Major social media platforms failing to keep LGBTQ+ people safe online, study shows
All the major platforms are failing to protect LGBTQ+ people from potential harm, GLAAD’s annual report into social media safety has found.
The LGBTQ+ media advocacy organisation released its fourth Social Media Safety Index (SMSI) report on Tuesday (21 May), with TikTok earning a D+, while YouTube, X/Twitter and Meta’s Facebook, Instagram and Threads were handed an F for the third consecutive year.
Three social media platforms showed some improvements since last year while others have fallen further down the rankings:
- TikTok: D+ 67 per cent (+10 points from 2023)
- Facebook: F 58 (-3)
- Instagram: F 58 (-5)
- YouTube: F 58 (+4)
- Threads: F 51 (new rating)
- Twitter: F 41 (+8 points)
TikTok, which scored the highest with a D+ grade, achieved a 10-point increase on 2023 because it made “several notable improvements to its policies”, the report says.
These included a revised anti-discrimination ad policy, increasing transparency for queer users regarding control over their own information, and expressly prohibiting both targeted misgendering and deadnaming – for which self-reporting is not required.
However, the SMSI noted several areas where the platform still fails to protect users and could make changes to improve its score.
“The company discloses only limited information regarding the proactive steps it takes to address wrongful demonetisation and removal of LGBTQ creators and content from ad services on the platform,” according to the report.
“TikTok also does not disclose any data showing how many pieces of content and accounts related to LGBTQ issues have been wrongfully demonetised or removed from ad services. While the company makes a public commitment to diversifying its workforce, it does not publish any data on its LGBTQ workforce.”
Despite being eight points better off than in 2023, Elon Musk’s X still scored the worst out of all the major platforms. The SMSI points out that the platform revived its misgendering and deadnaming policy after controversially scrapping it.
However, users are required to self-report instances of targeted misgendering and deadnaming, which GLAAD recommends be replaced with alternatives, including human and/or automated content moderation, to “detect content and behaviours violating these policies”.
X is also “the only platform evaluated in the SMSI that does not disclose any information on whether it has training in place that educates content moderators about the needs of LGBTQ people and other users in protected categories”.
The report continued: “To date, the company has also failed to renew its commitment to diversifying its workforce, and has not published any employment diversity data in the [past] year.”
Social media is ‘dangerously lacking enforcement’
Commenting on the findings of the report, GLAAD president and chief executive, Sarah Kate Ellis, said: “Leaders of social media companies are failing at their responsibility to make safe products.
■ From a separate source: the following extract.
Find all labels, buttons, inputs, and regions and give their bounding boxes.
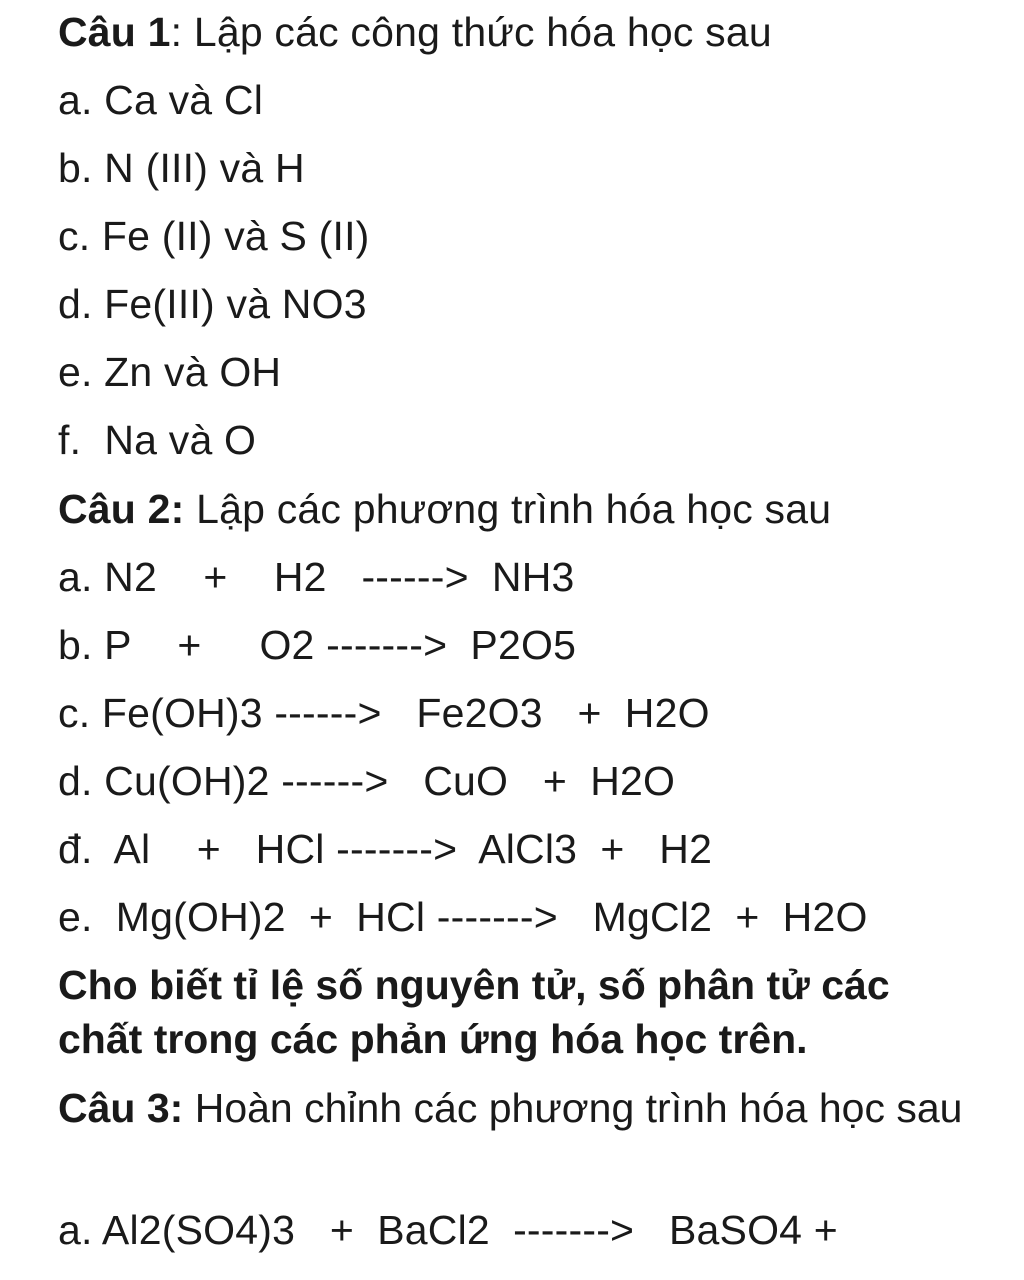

When it comes to anti-LGBTQ hate and disinformation, the industry is dangerously lacking on enforcement of current policies.
“There is a direct relationship between online harms and the hundreds of anti-LGBTQ legislative attacks, rising rates of real-world anti-LGBTQ violence and threats of violence, that social media platforms are responsible for and should act with urgency to address.”
GLAAD’s senior director of social media safety, Jenni Olson, said alongside “egregious levels of inadequately moderated anti-LGBTQ hate and disinformation”, we are seeing a “corollary problem of over-moderation of legitimate LGBTQ expression”, including “wrongful takedowns of LGBTQ accounts and creators, shadow-banning and similar suppression of LGBTQ content”.
Olson added: “Meta’s recent policy change limiting algorithmic eligibility of so-called ‘political content,’ which the company partly defines as ‘social topics that affect a group of people and/or society at large’ is especially concerning.”